Little did this unsuspecting priest know about the first morning Mass on Sunday. Because people are just waking up, or because there is no music and that throws people off, or because God wants us to pay attention, crazy things happen:
Lectors read the correct Sunday in Ordinary Time, but the wrong year.
Mass celebrants knock consecrated hosts off the altar.
The entrance procession goes the wrong way.
Acolytes don't show up, drop the chalice, can't get the tops of the cruets, have no water to wash away the priest's iniquities, etc.
Lectors don't show up.
People show up during the Liturgy of the Word.
The celebrant announces the wrong intention.
Do you get the idea? This morning hit a new high/low. Everything was fine until just after the Consecration. Everyone heard a loud thump. 99% of the people wouldn't know what happened because they couldn't see what had happened. But we lectors who are up on the sanctuary saw. Father's microphone, amplifier box, whatchacallit, dropped and hit the floor with a loud thud.

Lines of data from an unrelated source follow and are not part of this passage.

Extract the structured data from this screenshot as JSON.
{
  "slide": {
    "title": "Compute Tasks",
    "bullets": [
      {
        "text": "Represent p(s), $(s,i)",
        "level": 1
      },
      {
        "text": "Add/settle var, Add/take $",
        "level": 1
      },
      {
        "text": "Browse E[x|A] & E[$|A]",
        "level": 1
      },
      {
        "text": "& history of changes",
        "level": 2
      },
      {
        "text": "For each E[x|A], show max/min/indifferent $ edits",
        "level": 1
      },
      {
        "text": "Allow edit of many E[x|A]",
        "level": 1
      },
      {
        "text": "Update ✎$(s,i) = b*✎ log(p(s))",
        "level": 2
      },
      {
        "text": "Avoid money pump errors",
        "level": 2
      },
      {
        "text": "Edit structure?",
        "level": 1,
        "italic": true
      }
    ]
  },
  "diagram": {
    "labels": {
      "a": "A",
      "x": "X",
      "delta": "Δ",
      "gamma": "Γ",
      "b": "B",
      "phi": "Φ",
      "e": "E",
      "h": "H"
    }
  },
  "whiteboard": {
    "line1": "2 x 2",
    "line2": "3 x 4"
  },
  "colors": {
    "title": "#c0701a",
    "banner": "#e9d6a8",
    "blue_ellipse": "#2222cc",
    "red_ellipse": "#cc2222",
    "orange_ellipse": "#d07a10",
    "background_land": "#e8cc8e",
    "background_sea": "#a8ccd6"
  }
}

That stuck Father as funny and he couldn't wipe the smile off his face. The fact that he was struggling to keep composure struck us, lectors, as funny.
The worse is yet to come.
Just as Father stepped away from the altar to go distribute Communion, his cincture dropped to the floor. There it lay--curled up in a circle. He shook his head in disbelief, stepped out of it, and continued on to distribute Communion. At least that was quiet, and 99.999999% of the congregation wasn't aware of what had happened.
Father also forgot to bring the celiac pyx with him.
Welcome to the Sunday 7:30 AM Mass, Father!